But Fr. Helmick, who has been involved in mediation attempts in the long-troubled region, praises the efforts of US negotiator George Mitchell in brokering the April 10 settlement. "He did very well to get an agreement that the parties could accept," Fr. Helmick said. How far this approval extends within the various Northern Irish constituencies is another matter, however, with referendums on the accord scheduled for May 22 in both the Irish Republic and Northern Ireland.
"The North's Catholic population is likely to support the agreement, while a lot of the Protestants seem at least resigned to the possibility of its passage," Fr. Helmick said. "The referendum in the republic is likely to go very easily. The difficulty lies, of course, with the Irish Republican Army and the Unionists, both which have already shown significant signs of dissent."

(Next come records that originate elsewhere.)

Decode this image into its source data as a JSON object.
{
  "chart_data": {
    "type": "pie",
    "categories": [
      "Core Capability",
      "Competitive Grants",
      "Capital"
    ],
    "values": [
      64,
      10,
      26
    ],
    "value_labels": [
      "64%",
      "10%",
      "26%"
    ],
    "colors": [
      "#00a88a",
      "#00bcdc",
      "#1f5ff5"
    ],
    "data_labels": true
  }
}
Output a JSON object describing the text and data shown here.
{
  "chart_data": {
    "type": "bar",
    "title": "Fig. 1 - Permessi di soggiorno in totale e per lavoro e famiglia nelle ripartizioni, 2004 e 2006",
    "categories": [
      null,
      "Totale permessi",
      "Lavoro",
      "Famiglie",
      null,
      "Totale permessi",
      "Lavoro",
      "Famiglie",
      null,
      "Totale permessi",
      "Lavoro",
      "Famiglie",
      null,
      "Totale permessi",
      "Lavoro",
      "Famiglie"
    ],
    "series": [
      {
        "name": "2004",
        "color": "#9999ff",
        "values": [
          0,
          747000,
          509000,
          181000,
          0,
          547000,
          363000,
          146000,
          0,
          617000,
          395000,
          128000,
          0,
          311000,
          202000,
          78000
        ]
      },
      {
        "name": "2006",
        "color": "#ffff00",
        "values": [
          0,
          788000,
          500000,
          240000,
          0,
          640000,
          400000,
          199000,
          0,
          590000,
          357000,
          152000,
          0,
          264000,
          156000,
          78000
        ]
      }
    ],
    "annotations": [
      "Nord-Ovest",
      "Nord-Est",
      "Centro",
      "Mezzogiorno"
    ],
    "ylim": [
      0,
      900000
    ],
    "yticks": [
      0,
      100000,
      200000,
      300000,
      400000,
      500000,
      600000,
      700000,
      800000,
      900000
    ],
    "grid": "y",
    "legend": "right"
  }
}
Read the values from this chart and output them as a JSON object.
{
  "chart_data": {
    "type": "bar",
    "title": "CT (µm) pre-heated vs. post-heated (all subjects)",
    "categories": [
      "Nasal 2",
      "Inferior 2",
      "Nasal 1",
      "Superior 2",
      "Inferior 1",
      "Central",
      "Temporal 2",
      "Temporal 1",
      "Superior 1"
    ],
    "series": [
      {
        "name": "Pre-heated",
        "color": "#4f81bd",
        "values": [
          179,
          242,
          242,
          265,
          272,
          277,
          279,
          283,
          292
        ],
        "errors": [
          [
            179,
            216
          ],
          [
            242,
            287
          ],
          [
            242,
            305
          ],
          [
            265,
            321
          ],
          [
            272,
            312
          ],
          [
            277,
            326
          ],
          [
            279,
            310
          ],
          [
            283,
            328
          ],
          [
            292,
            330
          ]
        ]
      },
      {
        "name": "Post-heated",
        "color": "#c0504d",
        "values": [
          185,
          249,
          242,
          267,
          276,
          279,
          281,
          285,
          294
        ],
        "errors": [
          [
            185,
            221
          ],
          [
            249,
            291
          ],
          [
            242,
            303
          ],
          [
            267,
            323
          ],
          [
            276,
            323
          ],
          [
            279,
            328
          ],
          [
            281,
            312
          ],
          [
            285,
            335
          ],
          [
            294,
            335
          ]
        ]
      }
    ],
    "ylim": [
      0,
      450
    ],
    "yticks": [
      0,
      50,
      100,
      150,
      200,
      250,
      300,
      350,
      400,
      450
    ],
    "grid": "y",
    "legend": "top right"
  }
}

Fr. Helmick predicted that Unionist Party leader David Trimble, one of the principals in the negotiations, would face "a struggle" at a party conference on the accord held this past weekend. Similarly, the IRA leadership has had to confront the defection of some rank-and-file members to splinter groups which have decried the peace process.
Assoc. Prof. Kevin O'Neill (History), Irish Studies Program co-director, agrees the fringe republican and loyalist groups represent the most dire threat - perhaps more so than before the accord.
Raymond Helmick, SJ.
"For a long, long time, there was a tacit understanding among the combatants that you don't assassinate major leaders," O'Neill said. "But this is the terrorists' last stand, and there is some genuine concern that now the leading politicians are very vulnerable."
O'Neill points out, however, that events may have moved beyond even the reach of desperate terrorists. "On the one hand, an assassination might cause a backlash that begins to unravel the process," he explained. "But it might have the opposite effect: People will close ranks and keep their eyes forward."
Visiting Prof. Marianne Elliott (History), a Belfast native, also describes herself as "cautiously optimistic" about the settlement. Like Fr. Helmick, she draws upon personal, direct observations of the conflict: A few years ago, she was a member of a peace commission formed to give Northern Irish citizens a forum to speak out about The Troubles.
"The sense this experience gave me is people do not want things to slide back," said Elliott, director of the University of Liverpool Institute of Irish Studies. "So it is encouraging that one could get an agreement from such divided parties, who only a few years ago wouldn't even talk to one another."
Elliot describes the May 22 referendums as "absolutely crucial," and adds that the measure of success is at a higher level for the accord.
"It will take a simple majority for the agreement to pass, and it will likely be accepted in the North," she explained. "But the size of the mandate is very important. If it's less than 60 percent, that is a bad sign, because there are enough potential trouble spots ahead like the prisoner releases and decommissioning of the paramilitaries."
If true peace in Northern Ireland still lies far in the distance, Fr. Helmick and Elliott say, it is heartening to see the level of commitment demonstrated so far. They note the participation, for example, of British Prime Minister Tony Blair and Irish Prime Minister Bertie Ahern in helping the talks reach a successful conclusion.
"There is a lot of fear and stress still around," said Elliott. "Even so, we've come an awful long way."